Museum of Contemporary Art North Miami
The region’s premier showcase for cutting-edge art is currently closed for reinstallation. Call the museum, which is at 770 N.E. 125th St., North Miami, at 305-893-6211 to find out details about when the facility will reopen. Normal hours are Tuesday through Sunday, 11 a.m. to 5 p.m. Admission is $5 for adults, $3 for students and seniors, and free for members, children under 12, North Miami residents and city employees, and veterans.
Pérez Art Museum Miami
South Florida’s newest and glitziest art museum got its 2014-15 season under way in August with Adler Guerrier: Formulating a Plot, featuring works in sculpture, photography, print, and collage by the Miami-based Guerrier, who often uses the city as a physical site for his ruminations on American social and political history. Work from the past decade is featured, along with new work created for the exhibition, which runs through Jan. 25.
During roughly the same time frame (Aug. 21-Jan. 18), the Project Gallery adjacent to PAMM’s entrance area will present Leonor Antunes, featuring a large-scale, site-specific installation by the Berlin-based artist, who draws on Miami’s architecture and design history for inspiration.
Beatriz Milhazes: Jardim Botânico (Sept. 19-Jan. 18) is the first major American museum retrospective of the Brazilian artist Beatriz Milhazes, whose sources for her large abstract paintings include Brazilian and European Modernism, Baroque art, pop culture, and the ephemera of Carnival. The show will focus on work from the past 25 years.
From Oct. 9 through March 1, PAMM has commissioned a large installation by the Vancouver artist Geoffrey Farmer. Let’s Make the Water Turn Black combines Farmer’s signature collages with theatrical installations in which found objects are used to suggest puppetry.
The Pérez is at 1103 Biscayne Blvd., Miami. Museum hours are Tuesday through Sunday, 10 a.m. to 6 p.m., except Thursday, 10 a.m. to 9 p.m. Admission is $12 for adults, $8 for students, seniors, and ages 7 to 18. Members, children 6 and under, and active military are admitted free. Admission is also free every second Saturday of the month and every first Thursday. Call 305-375-3000 or visit PAMM.org.
The Wolfsonian-FIU, Miami Beach
Florida International University’s Miami Beach art outpost will showcase Myth and Machine: The First World War in Visual Culture, an ambitious survey of paintings, sculpture, posters, books, and photographs assembled to coincide with the centenary of the war’s start. The exhibition, which runs from Nov. 11 through May 24, emphasizes how the unprecedented trauma of world war prompted artists, designers, and filmmakers to turn to the role of myth in trying to make sense of the carnage.

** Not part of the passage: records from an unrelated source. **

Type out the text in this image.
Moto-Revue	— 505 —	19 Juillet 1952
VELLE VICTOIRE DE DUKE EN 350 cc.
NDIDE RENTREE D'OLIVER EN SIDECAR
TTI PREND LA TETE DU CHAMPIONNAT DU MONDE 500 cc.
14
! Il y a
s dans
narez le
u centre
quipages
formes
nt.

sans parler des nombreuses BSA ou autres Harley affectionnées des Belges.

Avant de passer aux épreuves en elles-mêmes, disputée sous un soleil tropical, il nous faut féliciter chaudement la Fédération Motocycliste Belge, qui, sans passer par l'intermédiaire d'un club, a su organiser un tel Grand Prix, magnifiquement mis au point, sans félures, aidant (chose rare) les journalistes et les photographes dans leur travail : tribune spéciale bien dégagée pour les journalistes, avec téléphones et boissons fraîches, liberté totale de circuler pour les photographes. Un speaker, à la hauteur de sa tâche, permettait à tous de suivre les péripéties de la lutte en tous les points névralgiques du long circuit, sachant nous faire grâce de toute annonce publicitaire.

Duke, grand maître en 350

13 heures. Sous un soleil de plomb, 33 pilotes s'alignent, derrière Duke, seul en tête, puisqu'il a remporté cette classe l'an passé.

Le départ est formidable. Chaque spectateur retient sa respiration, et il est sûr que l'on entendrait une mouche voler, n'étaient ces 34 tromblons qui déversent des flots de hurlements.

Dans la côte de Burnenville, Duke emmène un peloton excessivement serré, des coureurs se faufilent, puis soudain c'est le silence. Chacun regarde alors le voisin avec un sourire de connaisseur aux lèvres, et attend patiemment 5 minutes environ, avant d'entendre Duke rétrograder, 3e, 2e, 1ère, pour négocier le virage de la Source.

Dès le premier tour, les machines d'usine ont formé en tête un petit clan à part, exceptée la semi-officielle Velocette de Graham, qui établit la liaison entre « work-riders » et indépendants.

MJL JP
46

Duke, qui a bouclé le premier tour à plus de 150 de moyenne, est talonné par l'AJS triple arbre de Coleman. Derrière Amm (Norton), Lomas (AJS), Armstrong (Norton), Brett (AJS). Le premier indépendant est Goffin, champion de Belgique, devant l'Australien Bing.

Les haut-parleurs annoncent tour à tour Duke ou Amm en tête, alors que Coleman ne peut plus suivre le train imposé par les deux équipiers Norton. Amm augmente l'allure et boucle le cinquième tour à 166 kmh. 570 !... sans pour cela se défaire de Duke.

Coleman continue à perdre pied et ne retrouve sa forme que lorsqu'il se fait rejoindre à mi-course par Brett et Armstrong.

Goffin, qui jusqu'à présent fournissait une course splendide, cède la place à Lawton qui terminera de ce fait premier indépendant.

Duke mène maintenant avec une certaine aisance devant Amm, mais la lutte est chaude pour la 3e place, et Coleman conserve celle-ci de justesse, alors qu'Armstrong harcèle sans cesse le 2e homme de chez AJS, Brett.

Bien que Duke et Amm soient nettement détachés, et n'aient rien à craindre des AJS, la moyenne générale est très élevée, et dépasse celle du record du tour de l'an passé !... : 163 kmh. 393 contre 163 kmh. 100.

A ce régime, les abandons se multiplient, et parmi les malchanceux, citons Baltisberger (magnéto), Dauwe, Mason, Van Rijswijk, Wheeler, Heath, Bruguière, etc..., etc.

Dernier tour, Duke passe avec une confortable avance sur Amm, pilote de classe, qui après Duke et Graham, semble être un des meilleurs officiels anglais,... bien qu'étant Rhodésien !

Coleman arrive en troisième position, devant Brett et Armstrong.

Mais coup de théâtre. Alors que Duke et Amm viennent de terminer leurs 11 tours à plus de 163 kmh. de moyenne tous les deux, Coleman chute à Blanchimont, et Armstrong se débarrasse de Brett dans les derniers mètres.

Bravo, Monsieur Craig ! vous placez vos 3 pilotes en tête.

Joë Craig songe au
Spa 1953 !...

The Wolfsonian is at 1001 Washington Ave., Miami Beach. Museum hours are Monday through Saturday, noon to 6 p.m., except Friday, noon to 9 p.m. Admission is $7 for adults, $5 for students, seniors, and children ages 6 to 12; admission is free for members and children under 6. Admission is also free on Friday from 6 to 9 p.m. Call 305-531-1001 or visit Wolfsonian.org.
Wynwood Arts District
More than 70 galleries, studios, and other art-related businesses are crammed into this heavily Puerto Rican neighborhood, which also boasts nearly three dozen walls of publicly sanctioned street/graffiti art. Once home to warehouses and manufacturing, it’s now known for its Second Saturday Art Walks. Visit WynwoodMiami.com.